I'm confused. If all the Turkeys came out of
the side door, then who was driving?
"I dunno, Mother. I guess someone crawled
through."
Or the Ghetto Mobile is possessed and drives itself.
"Or that. Whatever you say,
Mother."
Whatever I say, eh?
"No, forget I said that."
Forget you said that? That would make your
sentence, 'or whatever you say, mother.' That sounds dumb.
The other car was a green car of a style I'd never seen
before. The windows were tinted, so I couldn't see who was inside it, but
when a window rolled down, and smoke came out of it, I had a pretty good guess
who it was.
It was another cameo, wasn't it?
"It's not really a cameo, Mother. See,
Cid's a person in this world, so he's not really a cameo."
Unless he leaves quickly, then he'd be a cameo.
"But he's staying in our sector I think, so
he'll be around for a while. Red XIII was a cameo."
"I always thought he was a dog-thing," Cid
said while stepping out of the car's driver's seat. "But I guess he
could be a camel. He lives in a desert after all."

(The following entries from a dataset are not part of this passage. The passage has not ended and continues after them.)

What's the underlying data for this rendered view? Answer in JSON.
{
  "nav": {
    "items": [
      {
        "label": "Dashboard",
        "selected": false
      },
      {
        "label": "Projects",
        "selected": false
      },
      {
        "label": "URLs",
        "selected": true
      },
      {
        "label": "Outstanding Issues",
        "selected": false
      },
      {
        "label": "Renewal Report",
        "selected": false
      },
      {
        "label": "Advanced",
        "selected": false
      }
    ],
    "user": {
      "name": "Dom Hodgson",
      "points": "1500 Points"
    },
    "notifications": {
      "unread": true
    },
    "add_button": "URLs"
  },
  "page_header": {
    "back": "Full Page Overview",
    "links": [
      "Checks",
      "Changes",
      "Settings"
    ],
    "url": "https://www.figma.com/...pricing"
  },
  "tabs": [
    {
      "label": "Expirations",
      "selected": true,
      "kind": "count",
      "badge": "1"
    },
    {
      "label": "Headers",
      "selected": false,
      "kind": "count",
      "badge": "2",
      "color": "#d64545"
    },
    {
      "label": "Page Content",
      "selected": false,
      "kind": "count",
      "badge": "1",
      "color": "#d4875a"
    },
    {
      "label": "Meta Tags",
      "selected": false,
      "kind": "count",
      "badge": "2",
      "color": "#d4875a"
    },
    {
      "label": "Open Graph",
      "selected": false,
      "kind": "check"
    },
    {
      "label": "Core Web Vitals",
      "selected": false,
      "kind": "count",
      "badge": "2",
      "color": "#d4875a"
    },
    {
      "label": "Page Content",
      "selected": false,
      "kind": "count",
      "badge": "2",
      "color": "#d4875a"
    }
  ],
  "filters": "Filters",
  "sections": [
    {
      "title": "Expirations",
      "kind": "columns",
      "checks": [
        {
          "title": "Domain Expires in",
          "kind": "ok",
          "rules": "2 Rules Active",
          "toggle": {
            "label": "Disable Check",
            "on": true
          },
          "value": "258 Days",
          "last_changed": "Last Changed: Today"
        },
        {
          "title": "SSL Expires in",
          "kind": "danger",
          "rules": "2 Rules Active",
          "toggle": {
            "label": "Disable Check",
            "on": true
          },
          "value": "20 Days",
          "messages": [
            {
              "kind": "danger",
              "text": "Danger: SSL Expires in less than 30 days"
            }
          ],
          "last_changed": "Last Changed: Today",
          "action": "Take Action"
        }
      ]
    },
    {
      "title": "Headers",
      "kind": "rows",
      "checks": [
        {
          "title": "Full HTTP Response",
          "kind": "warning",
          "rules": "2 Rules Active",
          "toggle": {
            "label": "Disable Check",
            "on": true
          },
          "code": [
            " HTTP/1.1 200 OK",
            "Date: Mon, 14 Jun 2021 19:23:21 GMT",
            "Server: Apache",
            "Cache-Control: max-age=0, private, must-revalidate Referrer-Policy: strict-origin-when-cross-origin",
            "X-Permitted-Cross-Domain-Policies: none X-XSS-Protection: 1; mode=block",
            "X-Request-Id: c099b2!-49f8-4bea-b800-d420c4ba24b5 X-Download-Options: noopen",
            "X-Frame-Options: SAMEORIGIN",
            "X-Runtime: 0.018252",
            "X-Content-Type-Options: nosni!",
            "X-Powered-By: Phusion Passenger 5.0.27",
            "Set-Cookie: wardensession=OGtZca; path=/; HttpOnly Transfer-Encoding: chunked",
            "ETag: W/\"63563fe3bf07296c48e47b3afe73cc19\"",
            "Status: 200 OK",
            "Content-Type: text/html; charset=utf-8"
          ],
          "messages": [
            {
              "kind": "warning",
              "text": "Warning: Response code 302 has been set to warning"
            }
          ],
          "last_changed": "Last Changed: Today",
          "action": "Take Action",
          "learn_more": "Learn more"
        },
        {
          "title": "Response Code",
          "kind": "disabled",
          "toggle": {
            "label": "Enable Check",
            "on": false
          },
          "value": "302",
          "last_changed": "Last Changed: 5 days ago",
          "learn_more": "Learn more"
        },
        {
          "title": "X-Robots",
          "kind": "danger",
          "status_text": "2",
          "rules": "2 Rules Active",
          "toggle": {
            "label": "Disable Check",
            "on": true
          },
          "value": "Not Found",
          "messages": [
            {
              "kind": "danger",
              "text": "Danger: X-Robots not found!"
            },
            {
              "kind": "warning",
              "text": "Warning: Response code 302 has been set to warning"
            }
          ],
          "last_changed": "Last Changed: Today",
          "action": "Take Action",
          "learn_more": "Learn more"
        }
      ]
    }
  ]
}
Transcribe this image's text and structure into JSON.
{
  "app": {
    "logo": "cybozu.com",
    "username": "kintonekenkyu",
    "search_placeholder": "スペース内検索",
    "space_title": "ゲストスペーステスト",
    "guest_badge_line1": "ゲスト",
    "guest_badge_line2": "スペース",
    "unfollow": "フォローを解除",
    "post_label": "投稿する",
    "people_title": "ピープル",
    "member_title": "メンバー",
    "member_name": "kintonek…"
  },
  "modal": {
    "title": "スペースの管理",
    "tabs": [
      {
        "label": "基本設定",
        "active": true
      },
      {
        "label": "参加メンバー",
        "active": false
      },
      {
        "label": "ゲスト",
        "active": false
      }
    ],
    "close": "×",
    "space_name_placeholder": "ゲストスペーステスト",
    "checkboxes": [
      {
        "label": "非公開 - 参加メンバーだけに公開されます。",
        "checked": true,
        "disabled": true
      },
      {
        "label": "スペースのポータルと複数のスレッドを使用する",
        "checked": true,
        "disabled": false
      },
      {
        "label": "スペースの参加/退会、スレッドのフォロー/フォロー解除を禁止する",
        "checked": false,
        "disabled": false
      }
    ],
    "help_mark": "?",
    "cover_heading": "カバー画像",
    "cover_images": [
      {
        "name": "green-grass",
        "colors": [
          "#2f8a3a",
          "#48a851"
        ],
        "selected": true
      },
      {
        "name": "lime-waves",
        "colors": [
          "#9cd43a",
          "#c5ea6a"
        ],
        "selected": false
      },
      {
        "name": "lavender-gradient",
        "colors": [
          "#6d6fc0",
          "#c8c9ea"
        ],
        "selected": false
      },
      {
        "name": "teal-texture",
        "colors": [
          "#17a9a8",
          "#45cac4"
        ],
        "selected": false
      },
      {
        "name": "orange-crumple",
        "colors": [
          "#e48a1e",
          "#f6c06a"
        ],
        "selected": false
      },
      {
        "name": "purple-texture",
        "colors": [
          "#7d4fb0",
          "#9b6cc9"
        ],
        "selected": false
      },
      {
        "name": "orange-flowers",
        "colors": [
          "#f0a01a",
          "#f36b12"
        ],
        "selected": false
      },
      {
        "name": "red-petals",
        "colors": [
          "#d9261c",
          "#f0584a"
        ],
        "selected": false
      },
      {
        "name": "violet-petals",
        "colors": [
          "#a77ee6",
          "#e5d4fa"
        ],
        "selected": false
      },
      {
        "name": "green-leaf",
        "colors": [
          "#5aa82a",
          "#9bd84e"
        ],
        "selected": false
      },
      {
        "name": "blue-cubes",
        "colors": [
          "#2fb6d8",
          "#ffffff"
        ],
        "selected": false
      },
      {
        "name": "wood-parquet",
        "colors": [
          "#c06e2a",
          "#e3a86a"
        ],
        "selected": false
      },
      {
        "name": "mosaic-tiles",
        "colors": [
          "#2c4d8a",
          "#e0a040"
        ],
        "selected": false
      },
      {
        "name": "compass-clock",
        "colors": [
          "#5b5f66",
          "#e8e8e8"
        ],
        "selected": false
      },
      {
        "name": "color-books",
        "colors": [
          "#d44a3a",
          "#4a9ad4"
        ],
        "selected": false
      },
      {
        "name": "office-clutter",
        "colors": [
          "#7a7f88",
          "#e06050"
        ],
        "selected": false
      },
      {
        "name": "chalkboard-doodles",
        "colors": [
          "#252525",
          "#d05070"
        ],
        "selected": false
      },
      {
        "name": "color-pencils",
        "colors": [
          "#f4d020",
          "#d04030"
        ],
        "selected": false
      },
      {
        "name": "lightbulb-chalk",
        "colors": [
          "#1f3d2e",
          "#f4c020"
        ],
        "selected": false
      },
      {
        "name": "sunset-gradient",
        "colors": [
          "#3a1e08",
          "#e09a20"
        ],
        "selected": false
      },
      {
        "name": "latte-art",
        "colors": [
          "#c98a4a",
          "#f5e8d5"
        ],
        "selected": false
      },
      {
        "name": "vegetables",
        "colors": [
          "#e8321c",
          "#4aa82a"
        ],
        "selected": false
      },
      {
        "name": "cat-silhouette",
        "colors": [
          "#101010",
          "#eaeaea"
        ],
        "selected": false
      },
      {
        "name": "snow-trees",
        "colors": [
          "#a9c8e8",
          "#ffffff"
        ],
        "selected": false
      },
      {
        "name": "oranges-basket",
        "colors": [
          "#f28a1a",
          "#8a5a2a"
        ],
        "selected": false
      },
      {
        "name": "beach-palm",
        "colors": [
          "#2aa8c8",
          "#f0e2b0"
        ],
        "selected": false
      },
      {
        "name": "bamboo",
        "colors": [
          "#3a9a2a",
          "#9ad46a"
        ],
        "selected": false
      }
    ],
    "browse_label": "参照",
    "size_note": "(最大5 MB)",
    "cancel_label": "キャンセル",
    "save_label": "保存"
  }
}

"Cid," Shera said while stepping out of the
passenger's seat, "it's not a desert."
"Oh really?" he asked. He smoked the
remains of his cigarette while pondering things. "So then, where do
camels live?"
"What're you talking about?" Shera asked
while repositioning her glasses lower on her face, then looking over the top of
her glasses at Cid.
"I was - camel - red - dog," Cid stuttered,
"OH $^@$ OFF SHERA AND GO MAKE SOME %#$^ING TEA!"
Tifa had pulled up just as Cid started yelling.
She was driving a hot pink convertible. Yuffie sat in the passenger seat
beside her, and Vincent and Lucrecia were in the backseats. I assumed they
came with Tifa since they were all from Nibelheim, and Yuffie I guess came
because she couldn't drive herself.
"I'm old enough to drive," Yuffie told us,
even though we obviously didn't care one way or the other, "but my
driving instructor said I'll never get my license if I keep driving so
recklessly."
Following Tifa's car was a giant camper which looked
like it was a small mansion inside. It belonged to Rufus no doubt.
Rufus stepped out of the driver's seat, and out of the house area walked Cloud.
"Hiya friends!" Cloud said excitedly.
He obviously still hasn't recovered from the accident.
"He said he was invited, so I picked him up,"
Rufus said. "Why didn't you tell me he's temporarily retarded?
And how long does the 'song that never ends' go on? See, his version
lasted a total of thirteen hours. My sanity only survived for about
two. He's just lucky those hot chicks from the Seventh Heaven are with
him, otherwise he'd have been gone long ago."
It was about this time that Mother came out of her tube
wearing a hardhat.
Okay fellas, I've already drawn up the zoning
ordinances, now you can build your houses.
"Mother, we aren't doing zoning, just
building. Now, go build the porch you wanted your tuby to have."
I can't.
"Why not?"
I'm on break.
The construction began, but not as I'd
planned. Everybody started building things they wanted instead of
individual houses, so after about an hour of laying the foundations, we
discovered we'd have a science lab (for Shera), a "science" lab (for the Turks),
a bar (Tifa, the girls, and the Turks), a small mansion (Rufus), a garage (Cid), a gym (Barret,
Dyne, and Tifa), a temple for demonic worship (Marlene), and a total of four houses (not counting Aeris's already built house). Once again, we were
going to be stuck rooming up with each other. Before the real construction
even began, everyone began arguing about who was rooming with whom, so I decided
it was time to draw names out of a hat. This scared me because I knew that
Mother had space in her tuby, and one house would have Marlene, so I hoped I
wouldn't draw either of them, but odds are, I will.